After Muddy Waters attack, timber firm hit by Hong Kong regulator
Superb Summit International Group’s shares halted indefinitely
In a rare move, Hong Kong’s securities watchdog has ordered the trading of Superb Summit International Group’s shares to be halted indefinitely, over a year after US short-seller Muddy Waters alleged the company had fabricated almost all of its revenue in 2013.
The Securities and Futures Commission has “directed Hong Kong Exchanges and Clearing to suspend all dealings” in the shares of the coal and timber trader, under Section 8 of the securities and futures rules, Superb said in an exchange filing.
The SFC gave no reason and a spokesman declined to comment.
Trading of Superb’s shares has been suspended since November last year on Superb’s request to the exchange pending a clarification statement.
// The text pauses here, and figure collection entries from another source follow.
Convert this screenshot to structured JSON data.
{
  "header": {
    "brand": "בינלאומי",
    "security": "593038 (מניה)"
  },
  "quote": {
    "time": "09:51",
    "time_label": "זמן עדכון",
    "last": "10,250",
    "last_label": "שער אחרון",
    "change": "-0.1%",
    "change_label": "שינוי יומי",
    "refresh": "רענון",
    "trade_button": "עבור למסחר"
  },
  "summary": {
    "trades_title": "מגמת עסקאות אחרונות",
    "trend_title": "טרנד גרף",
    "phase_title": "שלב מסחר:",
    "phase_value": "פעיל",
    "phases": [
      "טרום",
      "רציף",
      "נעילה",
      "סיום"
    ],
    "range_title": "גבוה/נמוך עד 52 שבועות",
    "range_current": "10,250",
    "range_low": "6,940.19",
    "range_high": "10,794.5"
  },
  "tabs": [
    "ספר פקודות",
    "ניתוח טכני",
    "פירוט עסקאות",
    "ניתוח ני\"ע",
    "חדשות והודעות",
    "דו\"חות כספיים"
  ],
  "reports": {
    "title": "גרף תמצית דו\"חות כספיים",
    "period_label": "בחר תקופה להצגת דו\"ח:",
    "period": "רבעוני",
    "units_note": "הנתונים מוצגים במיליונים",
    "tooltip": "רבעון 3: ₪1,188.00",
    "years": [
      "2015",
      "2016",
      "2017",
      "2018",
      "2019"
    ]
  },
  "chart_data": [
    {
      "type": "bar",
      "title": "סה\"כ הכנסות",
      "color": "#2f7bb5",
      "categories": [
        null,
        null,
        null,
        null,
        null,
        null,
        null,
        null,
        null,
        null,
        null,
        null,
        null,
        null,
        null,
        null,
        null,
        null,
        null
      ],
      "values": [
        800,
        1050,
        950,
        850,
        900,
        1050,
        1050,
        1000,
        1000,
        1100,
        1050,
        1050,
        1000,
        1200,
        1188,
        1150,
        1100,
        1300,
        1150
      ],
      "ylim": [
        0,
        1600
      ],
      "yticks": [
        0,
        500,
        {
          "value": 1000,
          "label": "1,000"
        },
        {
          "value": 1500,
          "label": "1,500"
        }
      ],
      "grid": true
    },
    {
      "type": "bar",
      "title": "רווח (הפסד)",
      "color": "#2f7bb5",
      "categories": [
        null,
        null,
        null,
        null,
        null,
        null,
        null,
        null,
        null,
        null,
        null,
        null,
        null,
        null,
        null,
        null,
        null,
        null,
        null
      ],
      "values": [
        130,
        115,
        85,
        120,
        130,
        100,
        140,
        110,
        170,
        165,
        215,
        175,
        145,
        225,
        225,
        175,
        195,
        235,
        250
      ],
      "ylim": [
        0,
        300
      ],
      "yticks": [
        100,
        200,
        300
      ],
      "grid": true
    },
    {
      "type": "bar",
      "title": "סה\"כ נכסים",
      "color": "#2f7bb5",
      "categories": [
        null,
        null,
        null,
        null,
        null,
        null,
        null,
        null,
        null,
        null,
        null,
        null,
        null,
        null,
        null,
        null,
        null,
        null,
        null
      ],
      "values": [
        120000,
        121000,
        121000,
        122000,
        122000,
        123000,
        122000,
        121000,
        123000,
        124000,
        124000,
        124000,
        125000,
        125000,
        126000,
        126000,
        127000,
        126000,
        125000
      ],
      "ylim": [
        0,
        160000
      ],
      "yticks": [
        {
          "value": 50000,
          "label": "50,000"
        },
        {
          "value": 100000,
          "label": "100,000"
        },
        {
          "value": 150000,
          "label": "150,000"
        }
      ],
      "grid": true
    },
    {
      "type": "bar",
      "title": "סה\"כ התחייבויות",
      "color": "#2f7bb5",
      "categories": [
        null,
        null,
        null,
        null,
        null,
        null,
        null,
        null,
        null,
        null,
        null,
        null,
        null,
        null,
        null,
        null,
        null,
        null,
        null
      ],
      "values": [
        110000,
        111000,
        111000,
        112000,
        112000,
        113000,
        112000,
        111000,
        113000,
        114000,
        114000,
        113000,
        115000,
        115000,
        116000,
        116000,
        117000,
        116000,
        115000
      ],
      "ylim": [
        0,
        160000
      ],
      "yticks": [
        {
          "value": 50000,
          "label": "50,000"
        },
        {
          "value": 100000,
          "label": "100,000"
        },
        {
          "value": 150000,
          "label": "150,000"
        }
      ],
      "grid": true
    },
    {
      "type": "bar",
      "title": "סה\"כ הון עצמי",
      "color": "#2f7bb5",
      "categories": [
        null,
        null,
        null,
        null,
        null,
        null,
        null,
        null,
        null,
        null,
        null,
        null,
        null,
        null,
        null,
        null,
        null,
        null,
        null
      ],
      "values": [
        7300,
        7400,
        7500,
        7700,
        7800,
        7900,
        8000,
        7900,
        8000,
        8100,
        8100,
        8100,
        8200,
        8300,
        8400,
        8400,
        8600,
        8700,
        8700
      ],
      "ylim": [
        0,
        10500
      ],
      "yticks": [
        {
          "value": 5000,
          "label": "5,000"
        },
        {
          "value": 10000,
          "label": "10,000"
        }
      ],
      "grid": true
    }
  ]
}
The SFC’s trading ban means trading cannot resume even if the clarification is made, unless the whole SFC board agrees to it.
Superb issued a statement nearly two months after the Muddy Waters report was issued, saying the report contained “misleading statements and fabricated contents,” adding it would issue a statement to refute the allegations “in due course.” It never did.
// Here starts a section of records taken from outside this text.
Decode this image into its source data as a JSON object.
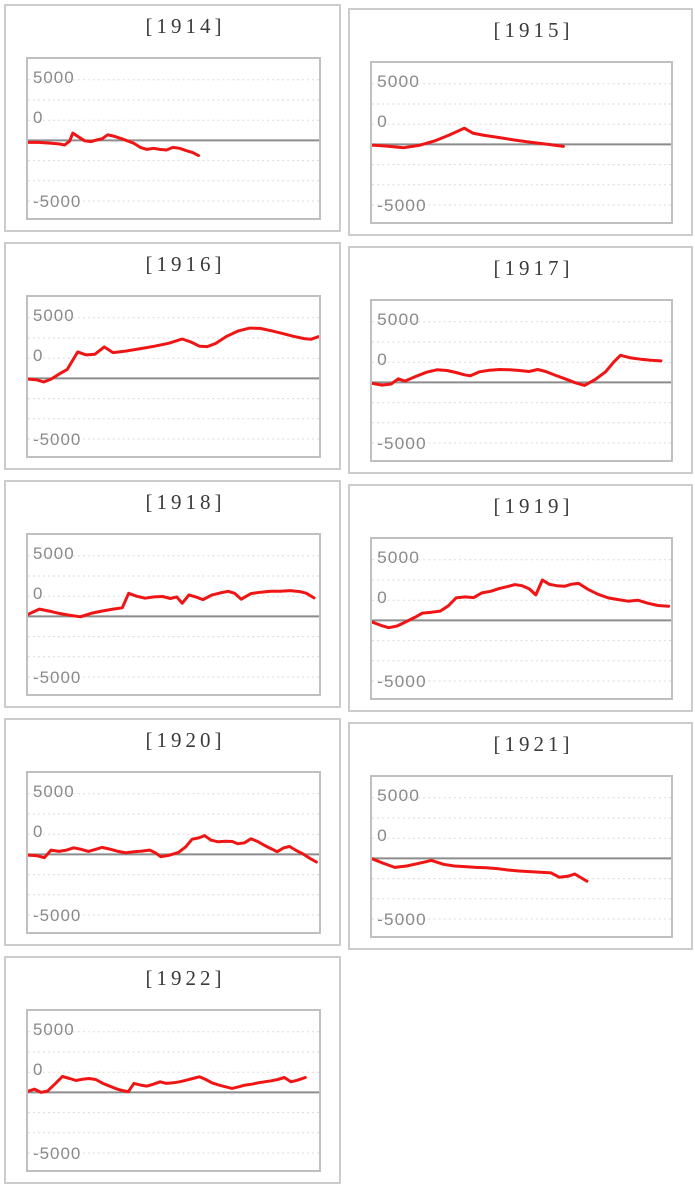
{
  "colors": {
    "background": "#ffffff",
    "panel_border": "#cccccc",
    "plot_border": "#c0c0c0",
    "grid_line": "#dadada",
    "zero_line": "#8c8c8c",
    "tick_text": "#8a8a8a",
    "title_text": "#3a3a3a",
    "series_line": "#f01515"
  },
  "chart_data": {
    "type": "line",
    "layout": "small-multiples, 2 columns, 9 panels",
    "legend": "none",
    "series_color": "#f01515",
    "y_axis": {
      "tick_labels": [
        "5000",
        "0",
        "-5000"
      ],
      "tick_values": [
        5000,
        0,
        -5000
      ],
      "gridline_values": [
        5000,
        3333,
        1667,
        0,
        -1667,
        -3333,
        -5000
      ],
      "zero_line_style": "solid gray, other gridlines dotted",
      "range_approx": [
        -6700,
        6700
      ]
    },
    "x_axis": {
      "tick_labels": [],
      "note": "no visible x labels; point x given as percent of plot width (0-100)"
    },
    "panels": [
      {
        "year": 1914,
        "title": "[1914]",
        "points": [
          [
            0,
            -165
          ],
          [
            3.6,
            -165
          ],
          [
            7.5,
            -220
          ],
          [
            10.9,
            -300
          ],
          [
            12.6,
            -380
          ],
          [
            14.3,
            -55
          ],
          [
            15.4,
            600
          ],
          [
            17.3,
            300
          ],
          [
            19.5,
            -30
          ],
          [
            21.5,
            -110
          ],
          [
            23.6,
            30
          ],
          [
            25.5,
            140
          ],
          [
            27.4,
            465
          ],
          [
            29.4,
            355
          ],
          [
            31.9,
            165
          ],
          [
            34.1,
            -30
          ],
          [
            36.4,
            -245
          ],
          [
            38.6,
            -575
          ],
          [
            40.9,
            -740
          ],
          [
            43.1,
            -655
          ],
          [
            45.3,
            -740
          ],
          [
            47.6,
            -790
          ],
          [
            49.8,
            -575
          ],
          [
            52.1,
            -655
          ],
          [
            54.3,
            -845
          ],
          [
            56.6,
            -1010
          ],
          [
            58.6,
            -1255
          ]
        ]
      },
      {
        "year": 1915,
        "title": "[1915]",
        "points": [
          [
            0,
            -55
          ],
          [
            4.5,
            -135
          ],
          [
            10.7,
            -270
          ],
          [
            15.7,
            -80
          ],
          [
            20.8,
            270
          ],
          [
            25.8,
            765
          ],
          [
            30.9,
            1340
          ],
          [
            33.7,
            930
          ],
          [
            37.1,
            765
          ],
          [
            42.1,
            575
          ],
          [
            47.8,
            355
          ],
          [
            53.4,
            165
          ],
          [
            59,
            0
          ],
          [
            64,
            -165
          ]
        ]
      },
      {
        "year": 1916,
        "title": "[1916]",
        "points": [
          [
            0,
            -55
          ],
          [
            2.8,
            -110
          ],
          [
            5.4,
            -300
          ],
          [
            7.9,
            -55
          ],
          [
            10.7,
            355
          ],
          [
            13.5,
            740
          ],
          [
            17.1,
            2185
          ],
          [
            20,
            1940
          ],
          [
            23,
            1995
          ],
          [
            26.2,
            2595
          ],
          [
            29.2,
            2130
          ],
          [
            33.1,
            2240
          ],
          [
            38.2,
            2430
          ],
          [
            43.3,
            2650
          ],
          [
            48.3,
            2895
          ],
          [
            53,
            3250
          ],
          [
            56,
            3005
          ],
          [
            59,
            2650
          ],
          [
            61.6,
            2620
          ],
          [
            64.6,
            2895
          ],
          [
            68.3,
            3470
          ],
          [
            72.1,
            3905
          ],
          [
            76.2,
            4150
          ],
          [
            79.8,
            4125
          ],
          [
            83.7,
            3930
          ],
          [
            87.4,
            3715
          ],
          [
            91.2,
            3470
          ],
          [
            94.9,
            3280
          ],
          [
            97.2,
            3225
          ],
          [
            99.8,
            3440
          ]
        ]
      },
      {
        "year": 1917,
        "title": "[1917]",
        "points": [
          [
            0,
            -80
          ],
          [
            3.4,
            -220
          ],
          [
            6.4,
            -135
          ],
          [
            8.8,
            300
          ],
          [
            11,
            110
          ],
          [
            14.6,
            490
          ],
          [
            18.3,
            845
          ],
          [
            21.7,
            1040
          ],
          [
            25.1,
            985
          ],
          [
            28.1,
            820
          ],
          [
            30.9,
            630
          ],
          [
            32.9,
            545
          ],
          [
            36,
            875
          ],
          [
            39.3,
            1010
          ],
          [
            42.7,
            1065
          ],
          [
            46.1,
            1040
          ],
          [
            49.4,
            985
          ],
          [
            52.5,
            900
          ],
          [
            55.4,
            1065
          ],
          [
            58.1,
            900
          ],
          [
            61.2,
            600
          ],
          [
            64.6,
            300
          ],
          [
            68,
            -30
          ],
          [
            71.1,
            -245
          ],
          [
            74.7,
            245
          ],
          [
            78.1,
            875
          ],
          [
            80.9,
            1695
          ],
          [
            83.1,
            2240
          ],
          [
            86.5,
            2020
          ],
          [
            89.9,
            1915
          ],
          [
            93.3,
            1830
          ],
          [
            96.6,
            1775
          ]
        ]
      },
      {
        "year": 1918,
        "title": "[1918]",
        "points": [
          [
            0,
            165
          ],
          [
            3.9,
            600
          ],
          [
            7.3,
            435
          ],
          [
            10.7,
            245
          ],
          [
            14,
            110
          ],
          [
            18,
            -30
          ],
          [
            21.6,
            245
          ],
          [
            25.3,
            435
          ],
          [
            29.2,
            600
          ],
          [
            32.4,
            710
          ],
          [
            34.6,
            1910
          ],
          [
            37.3,
            1665
          ],
          [
            40.2,
            1500
          ],
          [
            43.3,
            1610
          ],
          [
            46.3,
            1640
          ],
          [
            48.9,
            1475
          ],
          [
            51.1,
            1610
          ],
          [
            53,
            1090
          ],
          [
            55.3,
            1775
          ],
          [
            57.9,
            1585
          ],
          [
            60.1,
            1390
          ],
          [
            63.3,
            1775
          ],
          [
            66.1,
            1940
          ],
          [
            68.8,
            2075
          ],
          [
            71,
            1910
          ],
          [
            73.3,
            1420
          ],
          [
            76.6,
            1885
          ],
          [
            80,
            1995
          ],
          [
            83.4,
            2075
          ],
          [
            86.7,
            2075
          ],
          [
            90.1,
            2130
          ],
          [
            93.5,
            2050
          ],
          [
            95.7,
            1910
          ],
          [
            98.3,
            1530
          ]
        ]
      },
      {
        "year": 1919,
        "title": "[1919]",
        "points": [
          [
            0,
            -135
          ],
          [
            3,
            -410
          ],
          [
            5.6,
            -600
          ],
          [
            8.4,
            -465
          ],
          [
            11.2,
            -135
          ],
          [
            14.3,
            245
          ],
          [
            16.9,
            600
          ],
          [
            20,
            680
          ],
          [
            22.8,
            765
          ],
          [
            25.5,
            1200
          ],
          [
            28.1,
            1855
          ],
          [
            31.1,
            1940
          ],
          [
            34,
            1885
          ],
          [
            36.7,
            2265
          ],
          [
            39.7,
            2400
          ],
          [
            42.5,
            2620
          ],
          [
            45.3,
            2785
          ],
          [
            47.8,
            2950
          ],
          [
            50.2,
            2865
          ],
          [
            52.6,
            2595
          ],
          [
            54.8,
            2100
          ],
          [
            57,
            3330
          ],
          [
            59.3,
            2975
          ],
          [
            61.8,
            2865
          ],
          [
            64.4,
            2810
          ],
          [
            66.6,
            2975
          ],
          [
            69.1,
            3055
          ],
          [
            72.2,
            2565
          ],
          [
            75.6,
            2155
          ],
          [
            79,
            1855
          ],
          [
            82.4,
            1720
          ],
          [
            85.7,
            1585
          ],
          [
            88.9,
            1665
          ],
          [
            92.2,
            1420
          ],
          [
            95.6,
            1230
          ],
          [
            99.2,
            1175
          ]
        ]
      },
      {
        "year": 1920,
        "title": "[1920]",
        "points": [
          [
            0,
            -55
          ],
          [
            3.1,
            -110
          ],
          [
            5.6,
            -270
          ],
          [
            7.9,
            355
          ],
          [
            10.6,
            245
          ],
          [
            13.3,
            355
          ],
          [
            15.7,
            545
          ],
          [
            18.4,
            410
          ],
          [
            20.8,
            245
          ],
          [
            23.1,
            410
          ],
          [
            25.4,
            575
          ],
          [
            28.1,
            435
          ],
          [
            31,
            245
          ],
          [
            33.7,
            135
          ],
          [
            36.4,
            220
          ],
          [
            39.1,
            270
          ],
          [
            41.8,
            355
          ],
          [
            43.8,
            135
          ],
          [
            45.6,
            -190
          ],
          [
            48.3,
            -80
          ],
          [
            51.7,
            165
          ],
          [
            54.2,
            630
          ],
          [
            56.4,
            1255
          ],
          [
            58.7,
            1365
          ],
          [
            60.7,
            1555
          ],
          [
            62.9,
            1175
          ],
          [
            65.4,
            1040
          ],
          [
            67.9,
            1090
          ],
          [
            70.2,
            1065
          ],
          [
            72.1,
            875
          ],
          [
            74.4,
            955
          ],
          [
            76.6,
            1285
          ],
          [
            78.9,
            1065
          ],
          [
            81.1,
            765
          ],
          [
            83.4,
            490
          ],
          [
            85.6,
            220
          ],
          [
            87.9,
            545
          ],
          [
            89.9,
            655
          ],
          [
            92.1,
            330
          ],
          [
            94.4,
            55
          ],
          [
            96.9,
            -330
          ],
          [
            99.1,
            -630
          ]
        ]
      },
      {
        "year": 1921,
        "title": "[1921]",
        "points": [
          [
            0,
            -30
          ],
          [
            3.9,
            -410
          ],
          [
            7.6,
            -740
          ],
          [
            11.6,
            -630
          ],
          [
            15.5,
            -410
          ],
          [
            19.9,
            -165
          ],
          [
            23.9,
            -490
          ],
          [
            27.5,
            -630
          ],
          [
            31.1,
            -680
          ],
          [
            34.7,
            -740
          ],
          [
            38.3,
            -765
          ],
          [
            41.9,
            -845
          ],
          [
            45.5,
            -955
          ],
          [
            49.1,
            -1040
          ],
          [
            52.7,
            -1090
          ],
          [
            56.3,
            -1145
          ],
          [
            59.9,
            -1200
          ],
          [
            62.6,
            -1555
          ],
          [
            65.5,
            -1475
          ],
          [
            67.8,
            -1285
          ],
          [
            70,
            -1610
          ],
          [
            71.9,
            -1885
          ]
        ]
      },
      {
        "year": 1922,
        "title": "[1922]",
        "points": [
          [
            0,
            80
          ],
          [
            2.2,
            270
          ],
          [
            4.5,
            0
          ],
          [
            6.7,
            110
          ],
          [
            9.6,
            765
          ],
          [
            11.8,
            1310
          ],
          [
            14.3,
            1145
          ],
          [
            16.5,
            985
          ],
          [
            18.8,
            1090
          ],
          [
            21,
            1145
          ],
          [
            23.3,
            1065
          ],
          [
            25.5,
            765
          ],
          [
            27.8,
            545
          ],
          [
            30,
            330
          ],
          [
            32.2,
            165
          ],
          [
            34.5,
            55
          ],
          [
            36.4,
            740
          ],
          [
            38.7,
            600
          ],
          [
            40.9,
            520
          ],
          [
            43.1,
            680
          ],
          [
            45.4,
            875
          ],
          [
            47.6,
            740
          ],
          [
            49.9,
            790
          ],
          [
            52.1,
            875
          ],
          [
            54.4,
            1010
          ],
          [
            56.6,
            1145
          ],
          [
            58.9,
            1285
          ],
          [
            61.1,
            1065
          ],
          [
            63.4,
            765
          ],
          [
            65.6,
            600
          ],
          [
            67.9,
            465
          ],
          [
            70.1,
            330
          ],
          [
            72.4,
            465
          ],
          [
            74.6,
            600
          ],
          [
            76.9,
            680
          ],
          [
            79.1,
            790
          ],
          [
            81.3,
            875
          ],
          [
            83.6,
            955
          ],
          [
            85.8,
            1065
          ],
          [
            88.1,
            1230
          ],
          [
            90.3,
            875
          ],
          [
            92.6,
            1010
          ],
          [
            95.3,
            1230
          ]
        ]
      }
    ]
  }
}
“Section 8 has been used only in exceptional circumstances where there is a very clear-cut and serious case for investigation,” said Martin Rogers, a partner at international law firm Davis Polk.
“This is an example of the SFC’s continuing of a trend under the leadership of Mark Steward of using innovative and strong regulatory measures when required to send warning messages against perceived, egregious market misbehaviour.”
Superb reported revenue of HK$773.3 million in 2013, but “its real revenue was likely close to zero”, Muddy Waters alleged.
It claimed that almost all of the revenues Superb Summit reported in 2013 and 2012 were likely attributed to its purported subsidiary, Tianjin Libao Coal Trading, which it allegedly never owned.
Timothy Loh, principal of Timothy Loh Solicitors, said the legislation provides very broad powers to the SFC which can impose a suspension if it merely “appears” to them that one of the conditions is satisfied.
Similar suspensions by the SFC include solar firm Hanergy Thin-Film Power Group in July, industrial measurement instruments maker China High Precision Automation in 2012, and fabric maker Hontex International in 2010.
Hanergy, which relied on its parent for the bulk of its revenue and profits, had said the SFC cast doubt on its ongoing viability and ability to keep the market “property informed” and had requested to see the books of its parent, which Hanergy said were private material.
Hontex, accused of giving misleading information in its listing prospectus in 2009, was ordered to buy back HK$1.03 billion worth of its shares purchased by 7,700 small shareholders.
China High Precision claimed its business involved “state secrets” and cited this as the reason for holding back information from its former auditor KPMG, which later resigned.